The website might not be designed to have credentials or login forms, but now you have allowed attackers to place fake login forms on your website. And given the prevalence of password reuse for the general population, attackers can easily harvest real passwords this way.

Not to mention injected ads which used to be very common in the late 2000s.

immibis

I used to think that, but at this point the Internet is sufficiently hostile that it's everyone's responsibility to encrypt everything all the time to reduce the utility to bad actors to zero.

It's a little bit like using Tor for some of your ordinary browsing (which I do) so that spy agencies can't infer everyone using Tor is doing something wrong.

AStonesThrow

Remember the C-I-A triad of security.

I consider the integrity of messages to-and-from the web to be very important.

Many of us lived through days when ISPs or some other greedy middleman injected ads into unsecured web pages. They played DNS tricks too.

Imagine if you had an app download that could be maliciously modified in-flight.

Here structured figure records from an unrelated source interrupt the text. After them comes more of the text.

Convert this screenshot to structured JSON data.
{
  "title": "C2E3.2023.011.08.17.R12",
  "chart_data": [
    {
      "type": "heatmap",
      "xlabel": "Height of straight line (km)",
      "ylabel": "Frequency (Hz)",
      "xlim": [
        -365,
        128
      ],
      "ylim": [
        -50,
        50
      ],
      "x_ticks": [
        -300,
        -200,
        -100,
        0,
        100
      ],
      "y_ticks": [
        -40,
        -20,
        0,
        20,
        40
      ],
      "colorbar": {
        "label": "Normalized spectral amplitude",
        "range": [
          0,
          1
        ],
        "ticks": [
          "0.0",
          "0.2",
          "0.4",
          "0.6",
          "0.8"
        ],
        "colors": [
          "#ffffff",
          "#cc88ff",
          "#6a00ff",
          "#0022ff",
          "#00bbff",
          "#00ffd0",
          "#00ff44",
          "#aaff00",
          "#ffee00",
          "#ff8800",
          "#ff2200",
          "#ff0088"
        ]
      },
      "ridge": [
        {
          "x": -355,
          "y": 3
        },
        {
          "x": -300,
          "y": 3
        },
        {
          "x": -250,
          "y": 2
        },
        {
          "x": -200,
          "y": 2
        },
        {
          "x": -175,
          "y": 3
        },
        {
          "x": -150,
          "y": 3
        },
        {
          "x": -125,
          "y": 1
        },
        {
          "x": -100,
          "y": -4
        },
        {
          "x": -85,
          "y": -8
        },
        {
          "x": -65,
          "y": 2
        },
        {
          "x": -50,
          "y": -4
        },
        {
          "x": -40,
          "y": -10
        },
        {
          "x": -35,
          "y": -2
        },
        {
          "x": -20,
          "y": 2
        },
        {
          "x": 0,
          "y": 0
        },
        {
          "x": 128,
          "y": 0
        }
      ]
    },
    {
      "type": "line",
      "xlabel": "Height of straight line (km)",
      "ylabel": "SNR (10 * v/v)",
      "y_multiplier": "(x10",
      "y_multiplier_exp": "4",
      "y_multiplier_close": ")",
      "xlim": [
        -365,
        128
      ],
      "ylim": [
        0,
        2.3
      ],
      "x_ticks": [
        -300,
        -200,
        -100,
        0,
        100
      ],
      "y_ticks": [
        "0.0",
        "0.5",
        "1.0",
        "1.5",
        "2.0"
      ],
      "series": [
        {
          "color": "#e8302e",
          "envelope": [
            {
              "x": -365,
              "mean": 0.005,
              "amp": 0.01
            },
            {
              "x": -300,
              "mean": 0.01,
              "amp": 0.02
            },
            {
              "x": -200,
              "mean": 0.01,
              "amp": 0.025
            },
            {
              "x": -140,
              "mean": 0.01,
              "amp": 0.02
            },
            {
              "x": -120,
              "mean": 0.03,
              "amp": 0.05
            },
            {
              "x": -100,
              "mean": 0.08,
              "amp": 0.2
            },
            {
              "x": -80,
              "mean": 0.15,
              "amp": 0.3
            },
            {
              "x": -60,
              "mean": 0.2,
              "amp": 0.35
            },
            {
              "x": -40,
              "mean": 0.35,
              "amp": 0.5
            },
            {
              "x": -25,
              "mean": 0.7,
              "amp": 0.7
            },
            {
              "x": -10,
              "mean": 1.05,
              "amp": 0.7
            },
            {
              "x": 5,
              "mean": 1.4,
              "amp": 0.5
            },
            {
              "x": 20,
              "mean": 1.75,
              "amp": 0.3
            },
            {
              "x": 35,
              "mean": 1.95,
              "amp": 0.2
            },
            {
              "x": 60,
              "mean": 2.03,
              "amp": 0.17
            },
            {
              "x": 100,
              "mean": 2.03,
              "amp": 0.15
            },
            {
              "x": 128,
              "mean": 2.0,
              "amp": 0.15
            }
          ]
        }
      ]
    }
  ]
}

Furthermore, a certificate can guarantee you’re not connected to an imposter. What if the TFA link was redirected to “abevigoda.com”? Catastrophe!

null

[deleted]

paulnpace

I don't know people focus on blocking protocols when IP addresses are more useful. I've blocked most of DO's IP address space and it really cleaned up the logs.

chedabob

I wish I could block any IP that runs CPanel and Wordpress.

Every time a server is hammering our corporate firewall, I know that if I put it into Shodan, it's going to be running out of date versions of those two. It's rare they come from the same IP block, so at best I can block a /32 if they're a persistent offender.